Denizin üzerindeki rüzgar, öfke dinmişti. Norbert’in sesi dalkavukçaydı. “Eh” dediği an, Querelle kamışının kalkıtığını duyumsamıştı. Deri kayışını çekip çıkarmış, elinde tutuyordu. Dizkapaklarının altına kadar sıyrılıp yığılan pantolonu, kırmızı halının üstünde ayaklarının çamura battığı göleti andırıyordu.

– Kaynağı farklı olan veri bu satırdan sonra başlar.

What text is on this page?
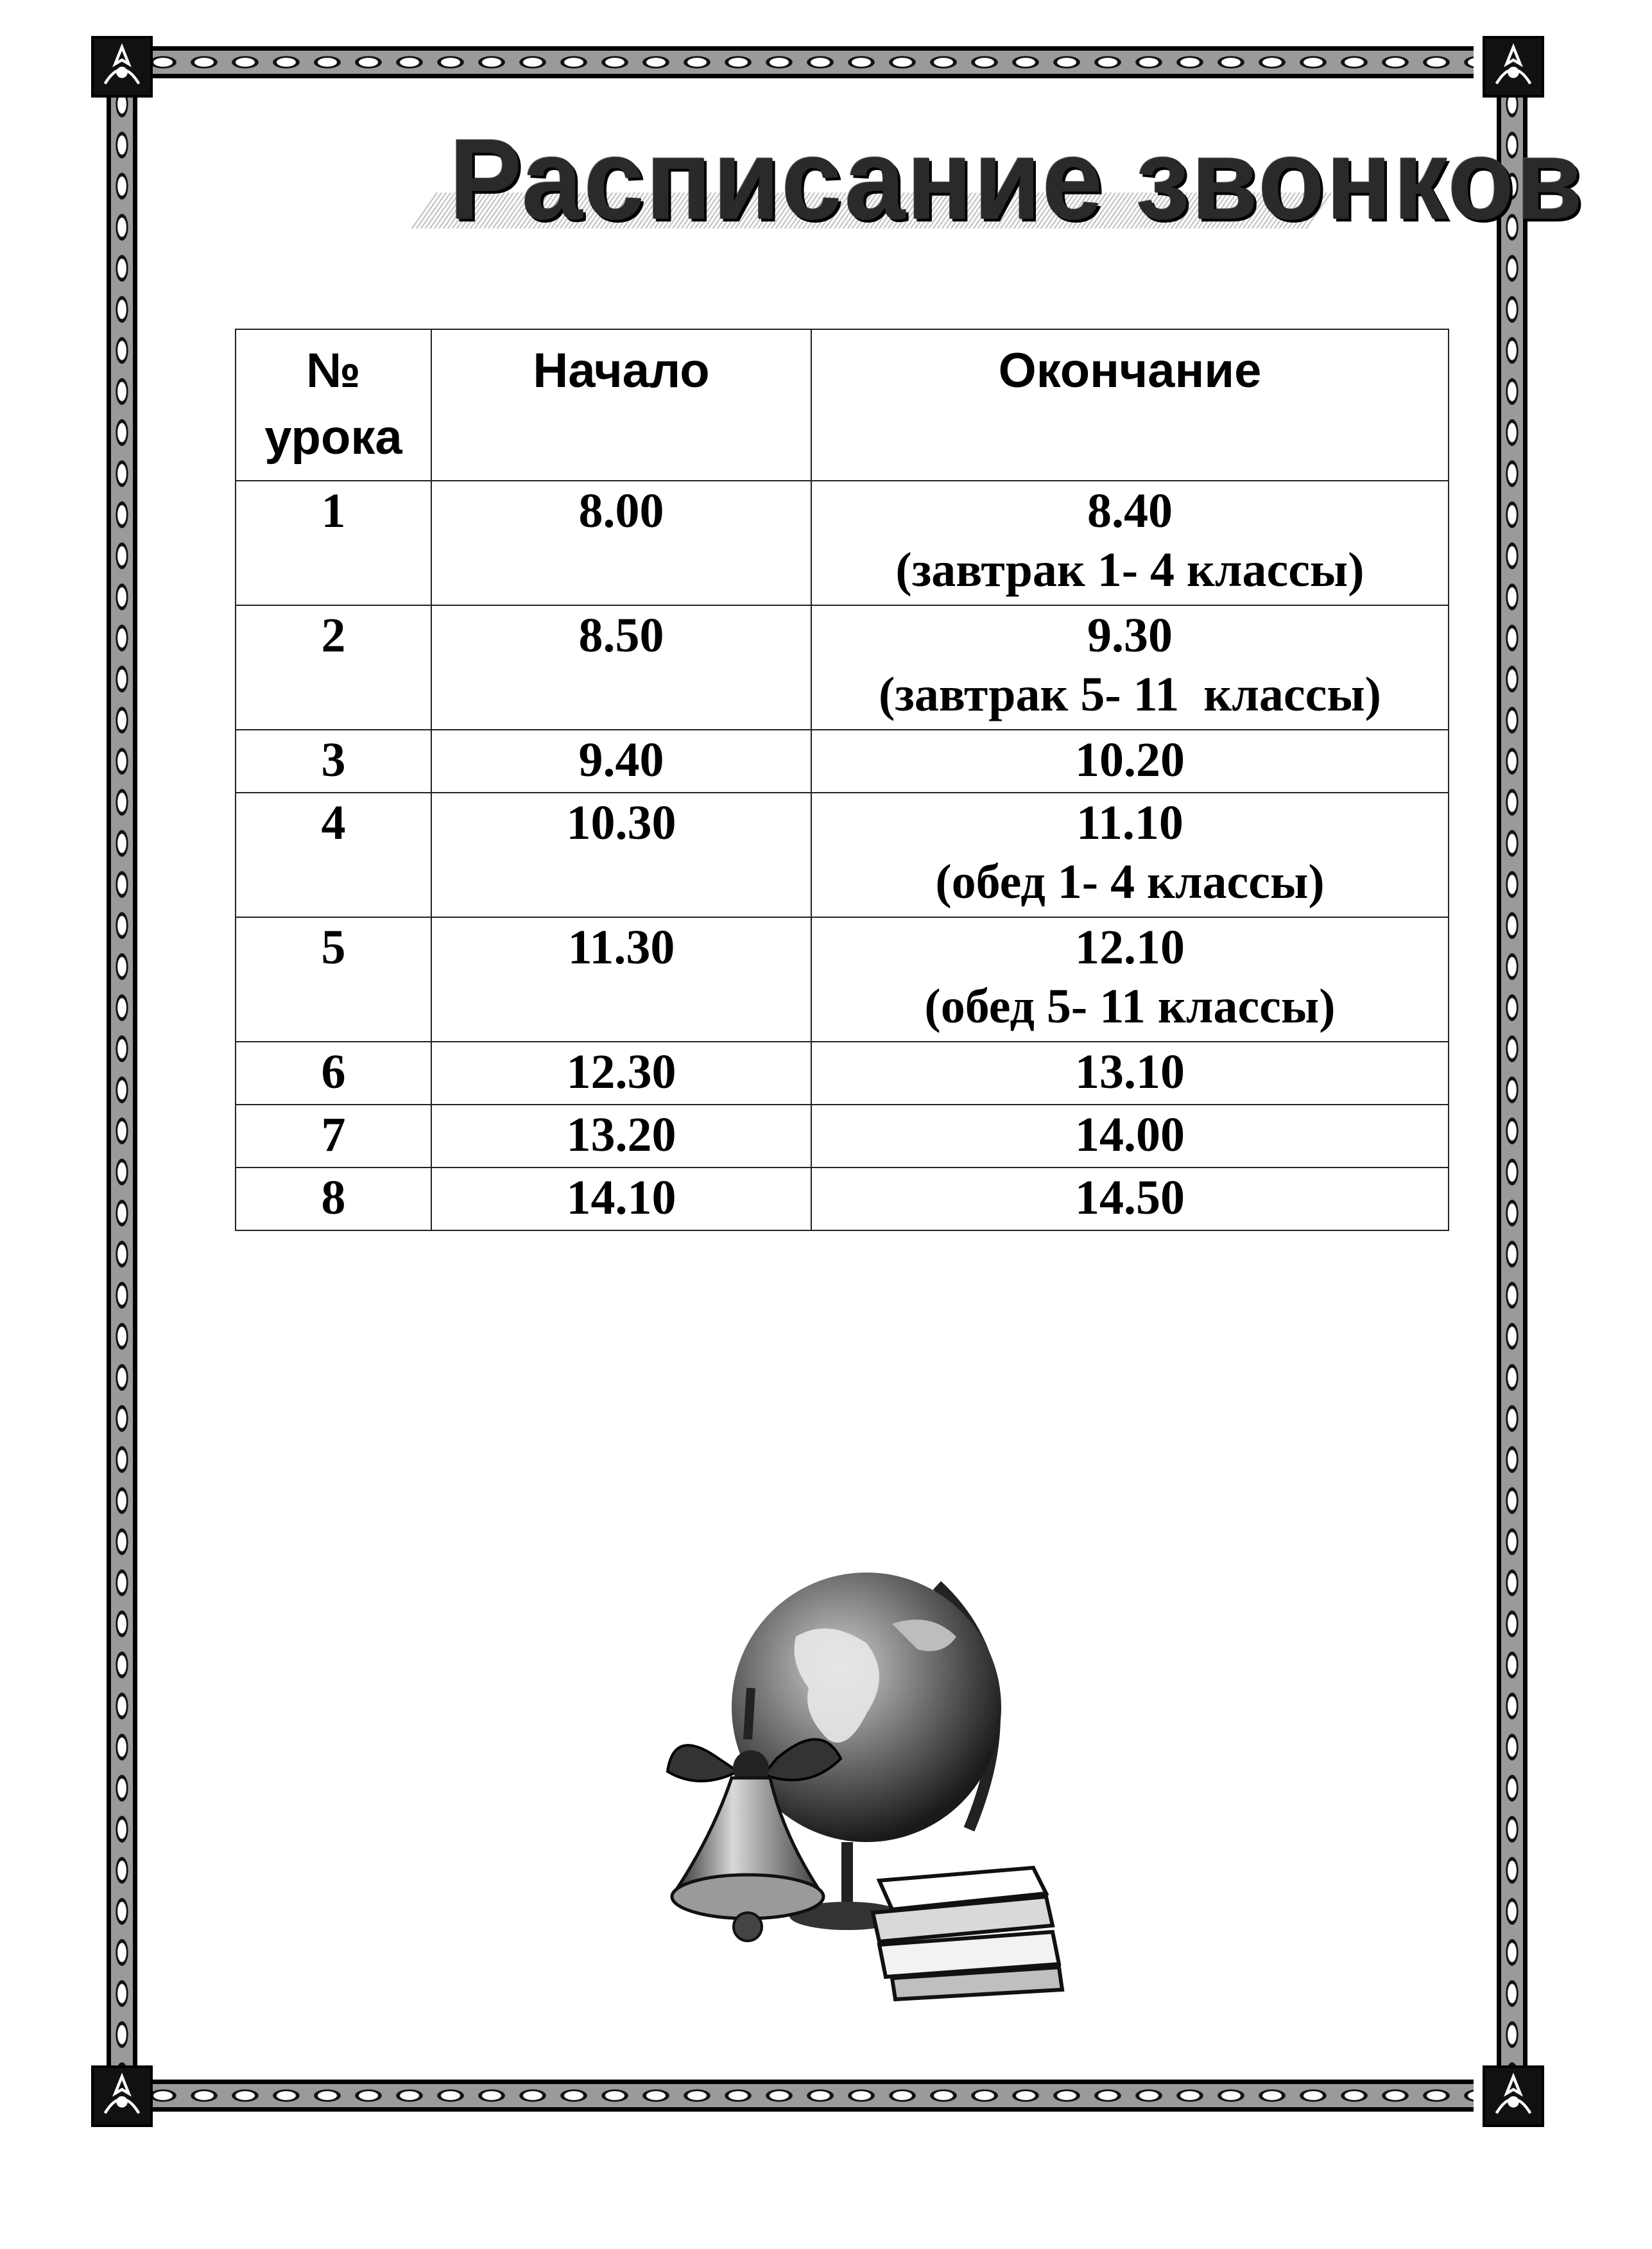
Расписание звонков
№ урока	Начало	Окончание
1	8.00	8.40
(завтрак 1- 4 классы)

2	8.50	9.30
(завтрак 5- 11  классы)

3	9.40	10.20
4	10.30	11.10
(обед 1- 4 классы)

5	11.30	12.10
(обед 5- 11 классы)

6	12.30	13.10
7	13.20	14.00
8	14.10	14.50
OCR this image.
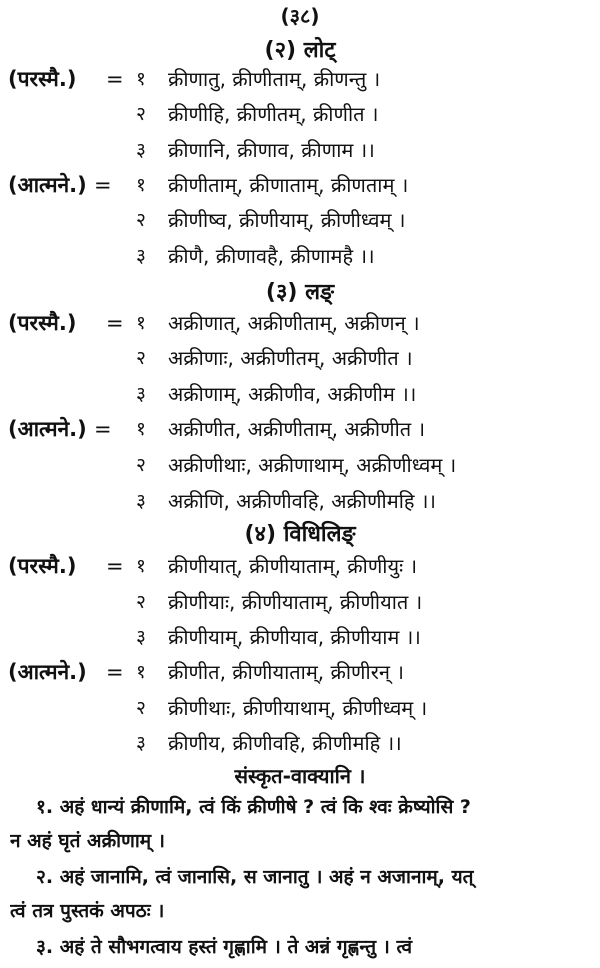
(३८)
(२) लोट्
(परस्मै.) = १ क्रीणातु, क्रीणीताम्, क्रीणन्तु ।
२ क्रीणीहि, क्रीणीतम्, क्रीणीत ।
३ क्रीणानि, क्रीणाव, क्रीणाम ।।
(आत्मने.) = १ क्रीणीताम्, क्रीणाताम्, क्रीणताम् ।
२ क्रीणीष्व, क्रीणीयाम्, क्रीणीध्वम् ।
३ क्रीणै, क्रीणावहै, क्रीणामहै ।।
(३) लङ्
(परस्मै.) = १ अक्रीणात्, अक्रीणीताम्, अक्रीणन् ।
२ अक्रीणाः, अक्रीणीतम्, अक्रीणीत ।
३ अक्रीणाम्, अक्रीणीव, अक्रीणीम ।।
(आत्मने.) = १ अक्रीणीत, अक्रीणीताम्, अक्रीणीत ।
२ अक्रीणीथाः, अक्रीणाथाम्, अक्रीणीध्वम् ।
३ अक्रीणि, अक्रीणीवहि, अक्रीणीमहि ।।
(४) विधिलिङ्
(परस्मै.) = १ क्रीणीयात्, क्रीणीयाताम्, क्रीणीयुः ।
२ क्रीणीयाः, क्रीणीयाताम्, क्रीणीयात ।
३ क्रीणीयाम्, क्रीणीयाव, क्रीणीयाम ।।
(आत्मने.) = १ क्रीणीत, क्रीणीयाताम्, क्रीणीरन् ।
२ क्रीणीथाः, क्रीणीयाथाम्, क्रीणीध्वम् ।
३ क्रीणीय, क्रीणीवहि, क्रीणीमहि ।।
संस्कृत-वाक्यानि ।
१. अहं धान्यं क्रीणामि, त्वं किं क्रीणीषे ? त्वं कि श्वः क्रेष्योसि ?
न अहं घृतं अक्रीणाम् ।
२. अहं जानामि, त्वं जानासि, स जानातु । अहं न अजानाम्, यत्
त्वं तत्र पुस्तकं अपठः ।
३. अहं ते सौभगत्वाय हस्तं गृह्णामि । ते अन्नं गृह्णन्तु । त्वं
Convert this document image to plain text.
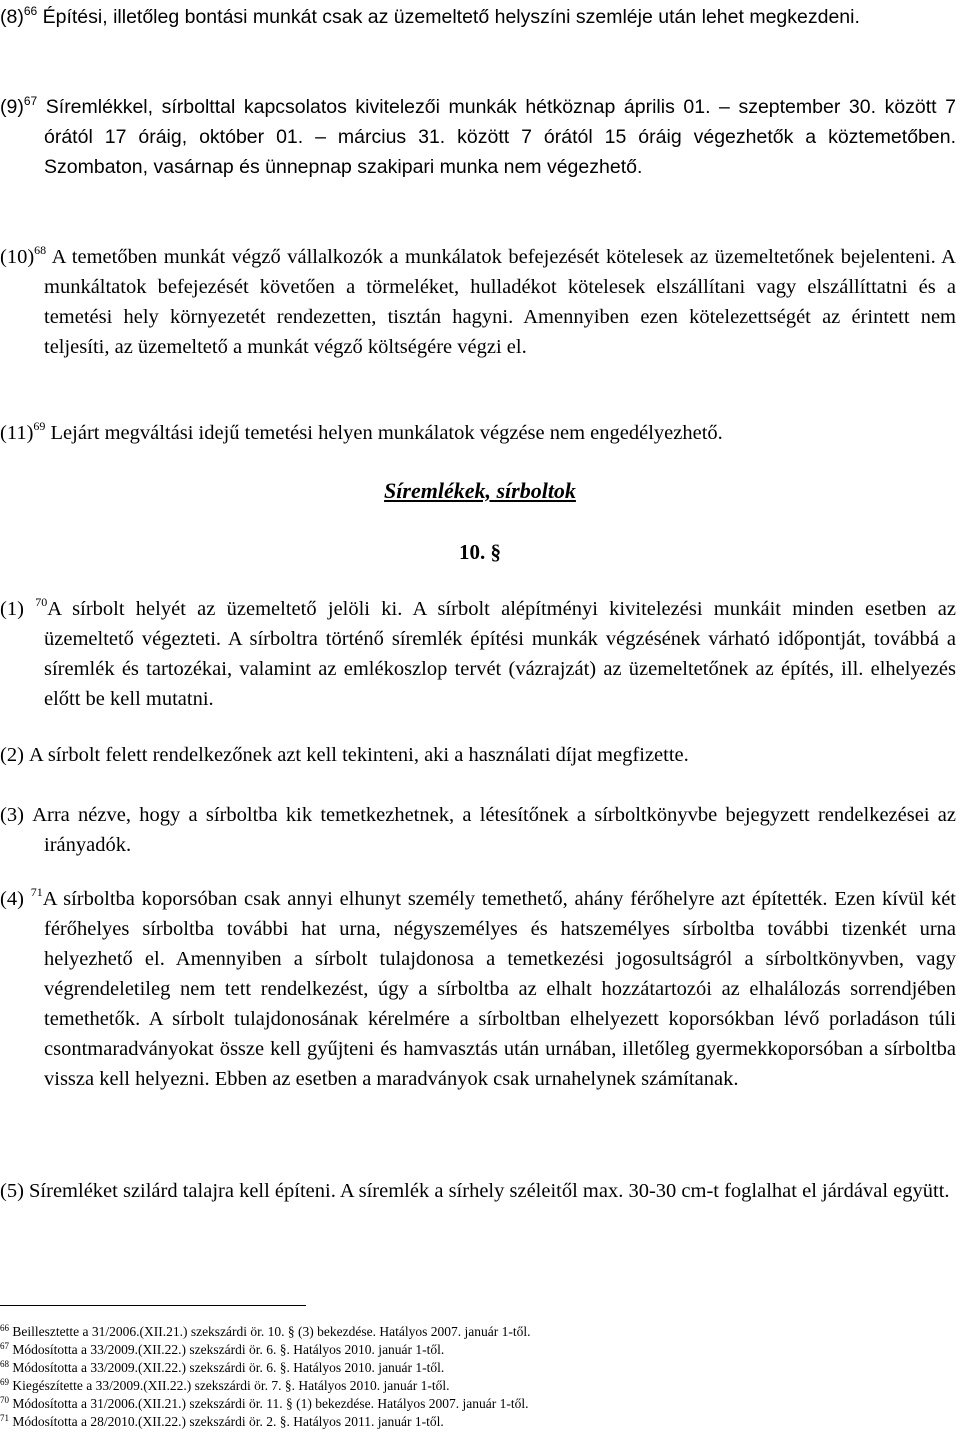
$(8)^{66}$ Építési, illetőleg bontási munkát csak az üzemeltető helyszíni szemléje után lehet megkezdeni.

$(9)^{67}$ Síremlékkel, sírbolttal kapcsolatos kivitelezői munkák hétköznap április 01. – szeptember 30. között 7 órától 17 óráig, október 01. – március 31. között 7 órától 15 óráig végezhetők a köztemetőben. Szombaton, vasárnap és ünnepnap szakipari munka nem végezhető.

$(10)^{68}$ A temetőben munkát végző vállalkozók a munkálatok befejezését kötelesek az üzemeltetőnek bejelenteni. A munkáltatok befejezését követően a törmeléket, hulladékot kötelesek elszállítani vagy elszállíttatni és a temetési hely környezetét rendezetten, tisztán hagyni. Amennyiben ezen kötelezettségét az érintett nem teljesíti, az üzemeltető a munkát végző költségére végzi el.

$(11)^{69}$ Lejárt megváltási idejű temetési helyen munkálatok végzése nem engedélyezhető.

Síremlékek, sírboltok
10. §

(1) $^{70}$A sírbolt helyét az üzemeltető jelöli ki. A sírbolt alépítményi kivitelezési munkáit minden esetben az üzemeltető végezteti. A sírboltra történő síremlék építési munkák végzésének várható időpontját, továbbá a síremlék és tartozékai, valamint az emlékoszlop tervét (vázrajzát) az üzemeltetőnek az építés, ill. elhelyezés előtt be kell mutatni.

(2) A sírbolt felett rendelkezőnek azt kell tekinteni, aki a használati díjat megfizette.

(3) Arra nézve, hogy a sírboltba kik temetkezhetnek, a létesítőnek a sírboltkönyvbe bejegyzett rendelkezései az irányadók.

(4) $^{71}$A sírboltba koporsóban csak annyi elhunyt személy temethető, ahány férőhelyre azt építették. Ezen kívül két férőhelyes sírboltba további hat urna, négyszemélyes és hatszemélyes sírboltba további tizenkét urna helyezhető el. Amennyiben a sírbolt tulajdonosa a temetkezési jogosultságról a sírboltkönyvben, vagy végrendeletileg nem tett rendelkezést, úgy a sírboltba az elhalt hozzátartozói az elhalálozás sorrendjében temethetők. A sírbolt tulajdonosának kérelmére a sírboltban elhelyezett koporsókban lévő porladáson túli csontmaradványokat össze kell gyűjteni és hamvasztás után urnában, illetőleg gyermekkoporsóban a sírboltba vissza kell helyezni. Ebben az esetben a maradványok csak urnahelynek számítanak.

(5) Síremléket szilárd talajra kell építeni. A síremlék a sírhely széleitől max. 30-30 cm-t foglalhat el járdával együtt.

$^{66}$ Beillesztette a 31/2006.(XII.21.) szekszárdi ör. 10. § (3) bekezdése. Hatályos 2007. január 1-től.
$^{67}$ Módosította a 33/2009.(XII.22.) szekszárdi ör. 6. §. Hatályos 2010. január 1-től.
$^{68}$ Módosította a 33/2009.(XII.22.) szekszárdi ör. 6. §. Hatályos 2010. január 1-től.
$^{69}$ Kiegészítette a 33/2009.(XII.22.) szekszárdi ör. 7. §. Hatályos 2010. január 1-től.
$^{70}$ Módosította a 31/2006.(XII.21.) szekszárdi ör. 11. § (1) bekezdése. Hatályos 2007. január 1-től.
$^{71}$ Módosította a 28/2010.(XII.22.) szekszárdi ör. 2. §. Hatályos 2011. január 1-től.
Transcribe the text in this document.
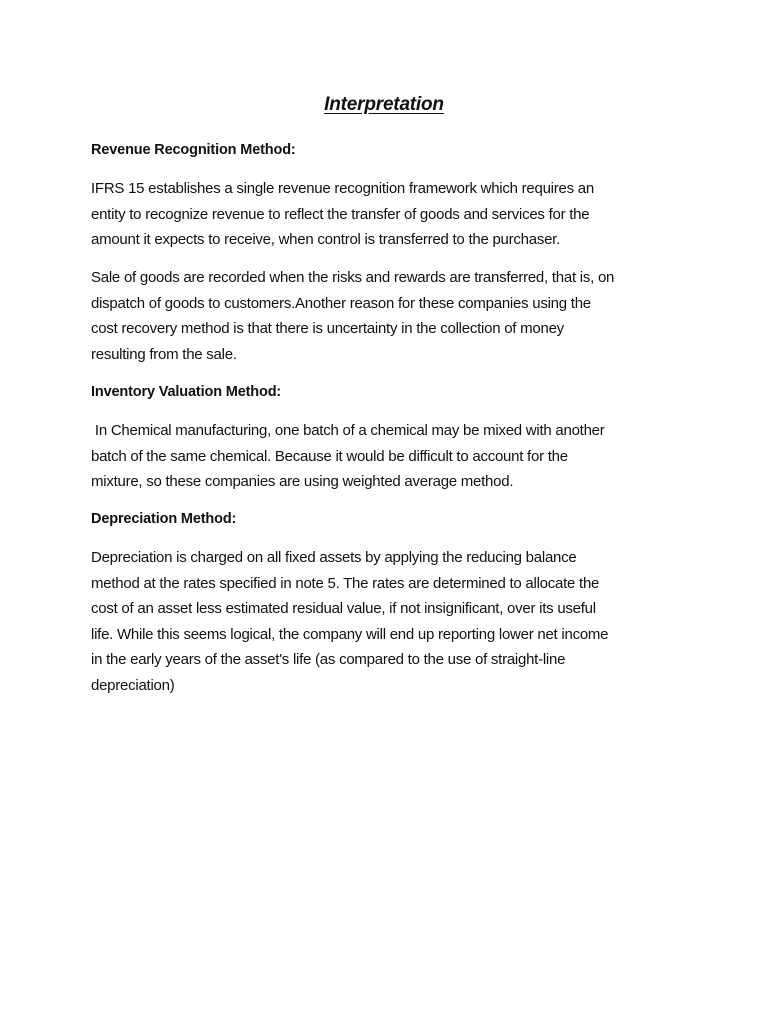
Interpretation
Revenue Recognition Method:

IFRS 15 establishes a single revenue recognition framework which requires an
entity to recognize revenue to reflect the transfer of goods and services for the
amount it expects to receive, when control is transferred to the purchaser.

Sale of goods are recorded when the risks and rewards are transferred, that is, on
dispatch of goods to customers.Another reason for these companies using the
cost recovery method is that there is uncertainty in the collection of money
resulting from the sale.

Inventory Valuation Method:

In Chemical manufacturing, one batch of a chemical may be mixed with another
batch of the same chemical. Because it would be difficult to account for the
mixture, so these companies are using weighted average method.

Depreciation Method:

Depreciation is charged on all fixed assets by applying the reducing balance
method at the rates specified in note 5. The rates are determined to allocate the
cost of an asset less estimated residual value, if not insignificant, over its useful
life. While this seems logical, the company will end up reporting lower net income
in the early years of the asset's life (as compared to the use of straight-line
depreciation)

-Haydi, dön arkanı. Fazla sürmez.
Querelle döndü. Norbert’in kamışını görmemişti. Eğildi, ellerini -biriyle kayışını tutuyordu- divanın kıyısına dayadı. Çapaçullu Norbert Querelle’in kalçaları karşısında yalnızdı. Bir parmağıyla rahat bir biçimde ve hafifçe ağır ve kalkık kamışını donundan çıkarıp bir an elinde tuttu. Karşısındaki aynada kendini gördü ve aynı görüntünün yirmi kez yinelendiğini sezdi. Güçlüydü. Sahip olan oydu. Salonda tam bir sessizlik vardı. Norbert taşaklarını da çıkardı ve kamışını karnına vurdurdu, ardından sakin bir biçimde ilerlerken elini yumuşak bir dalın üzerine dayıyormuş gibi dayadı, -böylece kendi üstüne dayanıyormuş gibi geliyordu ona-. Querelle, başı önde ve yüzü kıpkırmızı bekliyordu. Norbert tayfanın kalçalarını gördü, küçük ve serttiler, yuvarlak, kuruydular. Baldırlarına kadar inen, yukarıya, sırtının çizgili mayodan çıkan tümsekliğine kadar -git gide seyrekleşen- kara bir kıl örtüsüyle kaplıydı. Erkekler arasında sevişmelerin korkunçluğu bedenin bu parçasını, indirilmiş pantolonların ve çıkartılmış ceketlerin çerçevesini keşifte yatmaktadır. Norbert, becerikli bir biçimde tükürüklediği parmaklarıyla kamışını yağladı.
-İşte böyle hoşuma gidiyorsun.
Querelle karşılık vermedi. Yatağın üstüne konmuş afyon midesini bulandırıyordu. Kamış ise işini sürdürmekteydi.